BGP and BGP4+ Introduction
Software Reference Supplement for SwitchBlade® x8112, x908, x900 and x610 Series Switches
1.6 AlliedWare Plus
TM
Operating System - Software Version 5.4.3-2.6 C613-50032-01 REV D
BGP is useful when you have at least two Internet connections. BGP is most useful when
you want to choose one outbound path over another path for particular destinations in
the Internet. Consider BGP when you have multiple Internet connections, where you want
to make some packets take one path and you want other packets to take another path.
External BGP (eBGP) Concepts
This section describes the basics of eBGP to configure, verify, and advertise eBGP routes:
External BGP (eBGP): describes connections, configuration and commands to verify
eBGP.
Verifying BGP: describes the contents of the BGP table, and routes learned with eBGP.
Advertising eBGP routes to ISPs: shows how to configure eBGP to advertise routes.
External BGP (eBGP)
BGP first forms a neighbor relationship with peers. BGP then learns information from its
neighbors, placing information in a table named the BGP table. BGP analyzes the BGP
table to choose the best route for each prefix in the BGP table, placing those routes into
the IP routing table.
This section discusses the configuration of eBGP peers (called neighbors), with settings
that may be needed for eBGP connections to result in working BGP neighborships, then
discusses the BGP table, listing the learned prefix/ length and path attributes (PA).
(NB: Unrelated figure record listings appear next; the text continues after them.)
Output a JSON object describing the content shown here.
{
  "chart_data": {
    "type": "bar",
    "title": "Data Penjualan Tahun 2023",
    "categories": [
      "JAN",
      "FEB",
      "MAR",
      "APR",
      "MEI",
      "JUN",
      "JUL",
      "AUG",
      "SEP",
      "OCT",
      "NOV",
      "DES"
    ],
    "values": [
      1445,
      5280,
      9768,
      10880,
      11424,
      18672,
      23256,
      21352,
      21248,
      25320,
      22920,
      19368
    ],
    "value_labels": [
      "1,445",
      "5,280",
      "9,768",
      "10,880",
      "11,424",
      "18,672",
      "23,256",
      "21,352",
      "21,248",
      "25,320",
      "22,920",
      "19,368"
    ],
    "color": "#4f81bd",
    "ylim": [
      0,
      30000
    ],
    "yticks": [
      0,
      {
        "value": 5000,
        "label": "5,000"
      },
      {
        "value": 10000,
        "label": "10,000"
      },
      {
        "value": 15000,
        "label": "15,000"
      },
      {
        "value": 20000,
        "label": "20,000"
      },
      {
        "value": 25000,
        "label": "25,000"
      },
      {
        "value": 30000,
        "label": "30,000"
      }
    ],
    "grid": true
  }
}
eBGP Neighbor Configuration
At a minimum, a router participating in BGP needs to configure the following settings:
The ASN for the router configured from a router bgp (BGP and BGP4+) command
from Global Configuration mode on the router to enter Router Configuration mode.
The IP address and ASN of each neighbor from a neighbor remote-as (BGP and
BGP4+) command from Router Configuration mode, once the ASN is configured with
the router bgp (BGP and BGP4+) command in the Global Configuration mode.
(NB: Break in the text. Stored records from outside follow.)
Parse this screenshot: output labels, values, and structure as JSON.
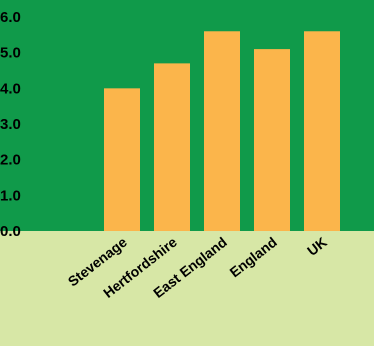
{
  "colors": {
    "plot_background": "#109a4a",
    "page_background": "#d7e7a6",
    "bar": "#fbb54b",
    "text": "#000000"
  },
  "chart_data": {
    "type": "bar",
    "categories": [
      "Stevenage",
      "Hertfordshire",
      "East England",
      "England",
      "UK"
    ],
    "values": [
      4.0,
      4.7,
      5.6,
      5.1,
      5.6
    ],
    "ylim": [
      0,
      6.0
    ],
    "yticks": [
      "0.0",
      "1.0",
      "2.0",
      "3.0",
      "4.0",
      "5.0",
      "6.0"
    ],
    "grid": false,
    "legend": "none"
  }
}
How Routers become eBGP Neighbors
Routers must meet several requirements to become BGP neighbors:
A local router’s ASN must match the reference from the neighboring router to that
ASN as specified from the router bgp (BGP and BGP4+) command.
The BGP router IDs of the two routers must not be the same.
Each router must establish a TCP connection with the other router.
The remote router’s IP address specified from the neighbor remote-as (BGP and
BGP4+) command and used in that TCP connection must match what the local router
configures from a router bgp (BGP and BGP4+) command.